Steep slopes on Mars reveal structure of buried ice

Mindy Sparks
January 13, 2018

The ice was likely deposited as snow long ago. The exposed deposit of water ice is more than 100 meters thick.

Finding water or ice on Mars is becoming fairly commonplace these days, but this is a new one: researchers are reporting that they've spotted tall cliffs, up to 100 metres (328 feet) high, made of almost pure water ice in several locations on Mars!

A team led by USGS scientist Colin Dundas used the Mars Reconnaissance Orbiter (MRO), which identified eight locations on the Red Planet which have steep, pole-facing cliffs, some as high as 325 feet that reveals slabs of clear ice, exposed by the forces of erosion.
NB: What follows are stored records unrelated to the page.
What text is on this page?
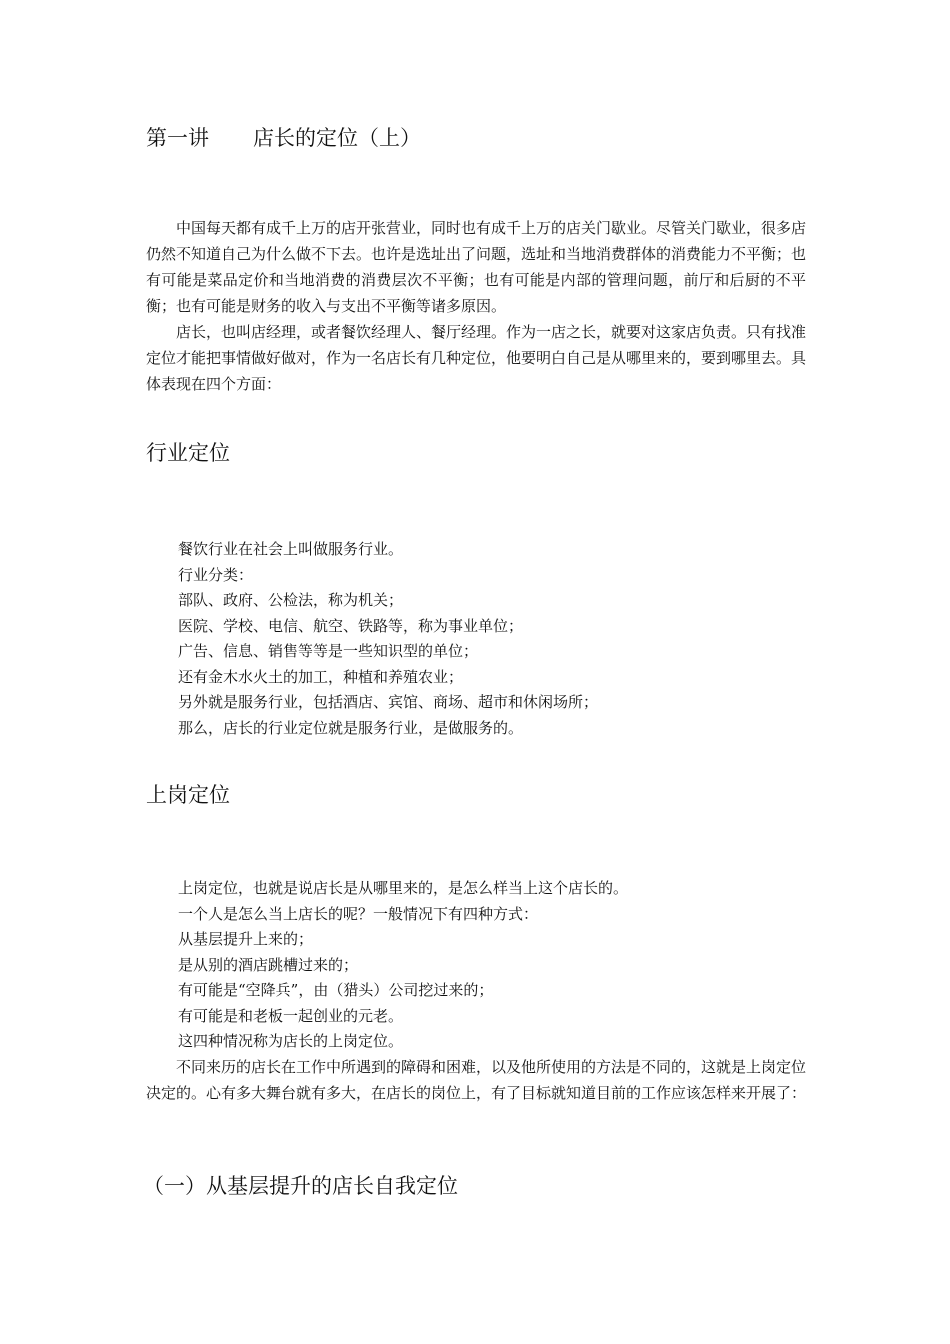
第一讲 店长的定位（上）

中国每天都有成千上万的店开张营业，同时也有成千上万的店关门歇业。尽管关门歇业，很多店仍然不知道自己为什么做不下去。也许是选址出了问题，选址和当地消费群体的消费能力不平衡；也有可能是菜品定价和当地消费的消费层次不平衡；也有可能是内部的管理问题，前厅和后厨的不平衡；也有可能是财务的收入与支出不平衡等诸多原因。

店长，也叫店经理，或者餐饮经理人、餐厅经理。作为一店之长，就要对这家店负责。只有找准定位才能把事情做好做对，作为一名店长有几种定位，他要明白自己是从哪里来的，要到哪里去。具体表现在四个方面：

行业定位
餐饮行业在社会上叫做服务行业。
行业分类：
部队、政府、公检法，称为机关；
医院、学校、电信、航空、铁路等，称为事业单位；
广告、信息、销售等等是一些知识型的单位；
还有金木水火土的加工，种植和养殖农业；
另外就是服务行业，包括酒店、宾馆、商场、超市和休闲场所；
那么，店长的行业定位就是服务行业，是做服务的。
上岗定位
上岗定位，也就是说店长是从哪里来的，是怎么样当上这个店长的。
一个人是怎么当上店长的呢？一般情况下有四种方式：
从基层提升上来的；
是从别的酒店跳槽过来的；
有可能是“空降兵”，由（猎头）公司挖过来的；
有可能是和老板一起创业的元老。
这四种情况称为店长的上岗定位。

不同来历的店长在工作中所遇到的障碍和困难，以及他所使用的方法是不同的，这就是上岗定位决定的。心有多大舞台就有多大，在店长的岗位上，有了目标就知道目前的工作应该怎样来开展了：

（一）从基层提升的店长自我定位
The discovery is particularly exciting for future human exploration of the planet previously renowned for its dry arid landscape.

Although scientists have previously known of ice on Mars, the new discovery shows just how big the ice sheets can get, with some extending 300 feet below Mars's surface, the report said. Because the ice is only visible where surface soil has been removed, Dundas et al. say it is likely that ice near the surface is even more extensive than detected in this study.

The deposits were found at seven geological formations called scarps, with slopes up to 55 degrees, in the southern hemisphere and one in the northern hemisphere. Since there are few craters on the surface at these sites, the authors propose that the ice was formed relatively recently.

The study relied on images from NASA's Mars Reconnaissance Orbiter, which has been studying the planet's atmosphere and terrain since 2006. "You don't see a high-tech solution", planetary scientist Shane Byrne of the University of Arizona Lunar and Planetary Laboratory, a co-author of the study in the journal Science, said.

A close-up of the false colour portion of the above image, focusing in on the scarp to reveal the details. The sheer size of the ice sheets could help scientists better understand the history of Mars and its climate, NASA said. This makes these sites very valuable, for the climate science they contain locked away in their layers, and as a potential water source for when humans eventually land on Mars, and attempt to establish colonies there.

"Humans need water wherever they go, and it's very heavy to carry with you".